Так вот много брали на себя новоявленные боги со Старой площади!
После того, как в самом начале пятьдесят седьмого года были возвращены на родину все депортированные народы, кроме коренных жителей Полуострова, напряжение среди крымскотатарского населения увеличилось. И это стало причиной того, что к весне в деятельности организации, созданной студентами, произошел всплеск активности. В Движение оказались вовлечены кроме рабочих промышленных предприятий Ташкента и некоторых ближних городов, что предусматривалось стратегией организаторов, также и служащие различных учреждений. И уже в функционерах числились не только студенты, но и представители разных других слоев населения, иногда весьма почтенного возраста. Люди по своей инициативе переписывали тексты писем, собирали под ними подписи среди своих знакомых и приносили их свои шефам-студентам, которые доставляли эти листки в штаб Движения. Письма в Москву - а именно она была главным адресатом - Камилл отправлял уже не в конвертах, как раньше, а в бандеролях, но вскоре вынужден был только указывать число подписей, уведомляя, что собраны они представителями Крымско-татарского Национального Движения. В качестве обратного адреса он указывал "почта, до востребования" и свою фамилию. Он понимал, что он при этом ничем не рискует, ибо властям давно уже известны имена всех активистов Движения и все их дела. Правда читать мысли людей кагебэ еще не научилось.
Однажды вечером, возвращаясь домой, он шел не по дорожке вдоль фасадной стороны стоящих рядом зданий, а с их тыльной стороны - так случайно получилось. И под окнами их квартиры, находящейся на третьем этаже, увидел припаркованную впритык к стене военную машину с параболической антенной. Не думая ни о каком зловредном деянии, он спросил стоящего у машины солдата:
- А что это тут такое интересное происходит?
- Проходите! - сурово ответил солдат, и Камилл прошел, даже не обидевшись. Мало ли какие у этих вояк свои дела, тем более что в соседнем корпусе, стоящем под прямым углом к Камилловому дому, жили в основном военные, работники штаба Туркестанского округа.

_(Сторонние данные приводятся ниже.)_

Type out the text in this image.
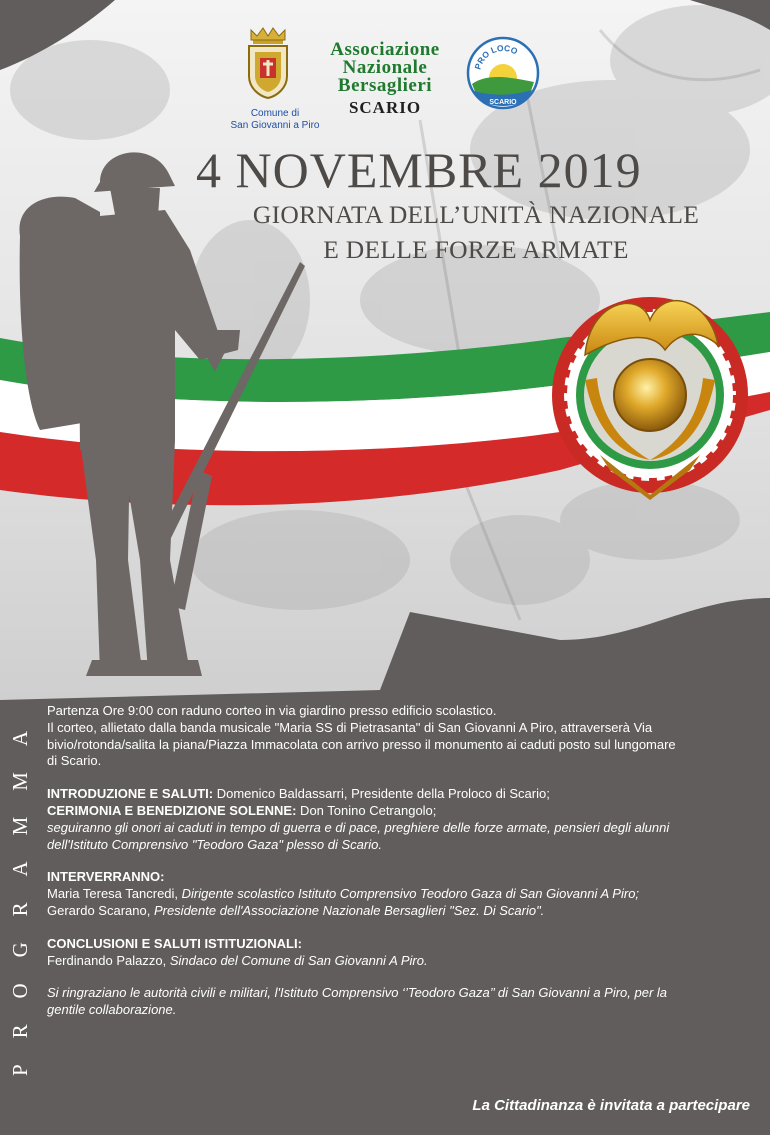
Comune di
San Giovanni a Piro
Associazione
Nazionale
Bersaglieri
SCARIO
PRO LOCO
SCARIO
4 NOVEMBRE 2019
GIORNATA DELL’UNITÀ NAZIONALE
E DELLE FORZE ARMATE
PROGRAMMA

Partenza Ore 9:00 con raduno corteo in via giardino presso edificio scolastico.

Il corteo, allietato dalla banda musicale "Maria SS di Pietrasanta" di San Giovanni A Piro, attraverserà Via

bivio/rotonda/salita la piana/Piazza Immacolata con arrivo presso il monumento ai caduti posto sul lungomare

di Scario.

INTRODUZIONE E SALUTI: Domenico Baldassarri, Presidente della Proloco di Scario;

CERIMONIA E BENEDIZIONE SOLENNE: Don Tonino Cetrangolo;

seguiranno gli onori ai caduti in tempo di guerra e di pace, preghiere delle forze armate, pensieri degli alunni

dell'Istituto Comprensivo "Teodoro Gaza" plesso di Scario.

INTERVERRANNO:

Maria Teresa Tancredi, Dirigente scolastico Istituto Comprensivo Teodoro Gaza di San Giovanni A Piro;

Gerardo Scarano, Presidente dell'Associazione Nazionale Bersaglieri "Sez. Di Scario".

CONCLUSIONI E SALUTI ISTITUZIONALI:

Ferdinando Palazzo, Sindaco del Comune di San Giovanni A Piro.

Si ringraziano le autorità civili e militari, l'Istituto Comprensivo ‘’Teodoro Gaza’’ di San Giovanni a Piro, per la

gentile collaborazione.

La Cittadinanza è invitata a partecipare
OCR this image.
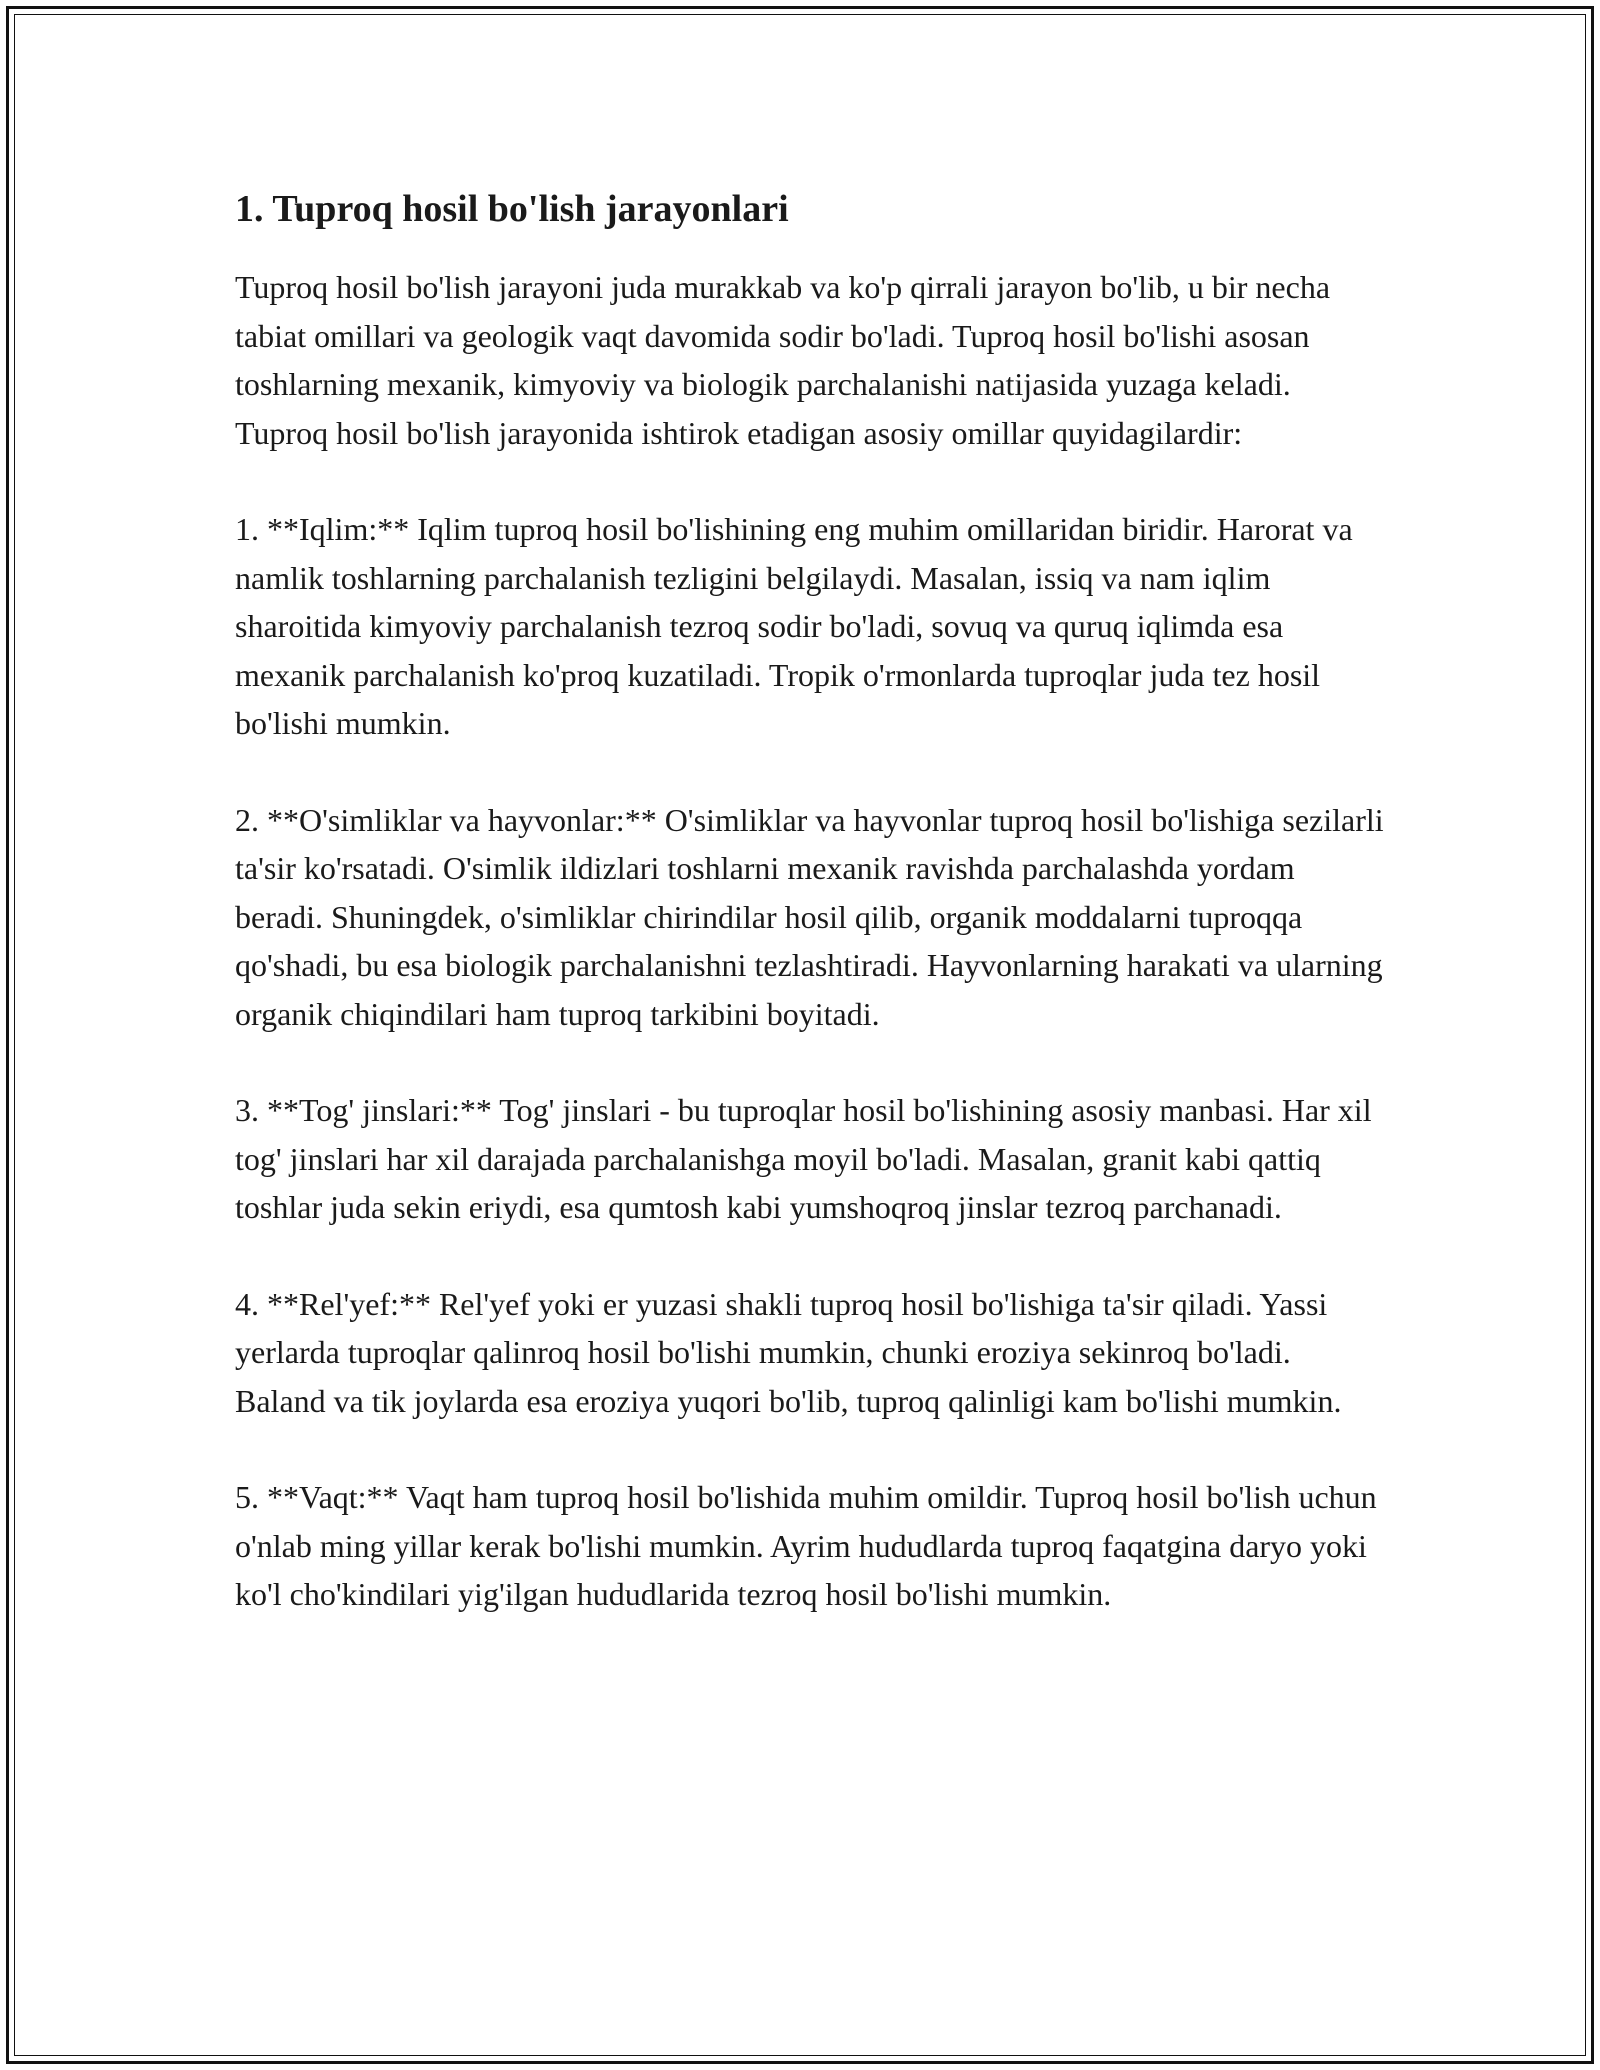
1. Tuproq hosil bo'lish jarayonlari

Tuproq hosil bo'lish jarayoni juda murakkab va ko'p qirrali jarayon bo'lib, u bir necha tabiat omillari va geologik vaqt davomida sodir bo'ladi. Tuproq hosil bo'lishi asosan toshlarning mexanik, kimyoviy va biologik parchalanishi natijasida yuzaga keladi. Tuproq hosil bo'lish jarayonida ishtirok etadigan asosiy omillar quyidagilardir:

1. **Iqlim:** Iqlim tuproq hosil bo'lishining eng muhim omillaridan biridir. Harorat va namlik toshlarning parchalanish tezligini belgilaydi. Masalan, issiq va nam iqlim sharoitida kimyoviy parchalanish tezroq sodir bo'ladi, sovuq va quruq iqlimda esa mexanik parchalanish ko'proq kuzatiladi. Tropik o'rmonlarda tuproqlar juda tez hosil bo'lishi mumkin.

2. **O'simliklar va hayvonlar:** O'simliklar va hayvonlar tuproq hosil bo'lishiga sezilarli ta'sir ko'rsatadi. O'simlik ildizlari toshlarni mexanik ravishda parchalashda yordam beradi. Shuningdek, o'simliklar chirindilar hosil qilib, organik moddalarni tuproqqa qo'shadi, bu esa biologik parchalanishni tezlashtiradi. Hayvonlarning harakati va ularning organik chiqindilari ham tuproq tarkibini boyitadi.

3. **Tog' jinslari:** Tog' jinslari - bu tuproqlar hosil bo'lishining asosiy manbasi. Har xil tog' jinslari har xil darajada parchalanishga moyil bo'ladi. Masalan, granit kabi qattiq toshlar juda sekin eriydi, esa qumtosh kabi yumshoqroq jinslar tezroq parchanadi.

4. **Rel'yef:** Rel'yef yoki er yuzasi shakli tuproq hosil bo'lishiga ta'sir qiladi. Yassi yerlarda tuproqlar qalinroq hosil bo'lishi mumkin, chunki eroziya sekinroq bo'ladi. Baland va tik joylarda esa eroziya yuqori bo'lib, tuproq qalinligi kam bo'lishi mumkin.

5. **Vaqt:** Vaqt ham tuproq hosil bo'lishida muhim omildir. Tuproq hosil bo'lish uchun o'nlab ming yillar kerak bo'lishi mumkin. Ayrim hududlarda tuproq faqatgina daryo yoki ko'l cho'kindilari yig'ilgan hududlarida tezroq hosil bo'lishi mumkin.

Мысли его вернулись к этому событию несколько месяцев спустя, когда тетя Маша, жившая в квартире над ними, рассказала его маме, что в комнате ее, тети Машиной, соседки установлен под половицей аппарат для подслушивания разговоров, ведущихся в нижней, то есть в камилловой, квартире. Этому откровению предшествовала ссора тети Маши с соседкой, которая еще раньше проболталась ей, что в углу ее комнаты пришедшие с разрешения ее дочери люди отпилили кусок половицы и поставили подслушку. Надо сказать, что над полученной профессором Афуз-заде квартирой жили в трехкомнатной коммуналке три семьи. Одна из них состояла из той болтливой старухи, ее дочери и малолетней внучки. Муж старухи когда-то в Крыму (а была эта семейка из земляков Камилла) работал в органах, и дочь, наверное, теперь тоже имела к ним отношение. Старуха все возмущалась, почему это семья бывшего политзаключенного Афуз-заде имеет отдельную трехкомнатную квартиру, а она, вдова энкаведешника, живет в коммуналке. Когда над потолком нижней квартиры при ее попустительстве установили подслушивающее устройство, старуха вновь почувствовала свое превосходство над "этим Афуз-заде" и не могла, гордая, не поделиться с соседкой тетей Машей своим иллюзорным торжеством. Но согласие между бабами однажды нарушилось, и вдова раскулаченного рязанского крестьянина рассказала о коварстве своей соседки камилловой маме.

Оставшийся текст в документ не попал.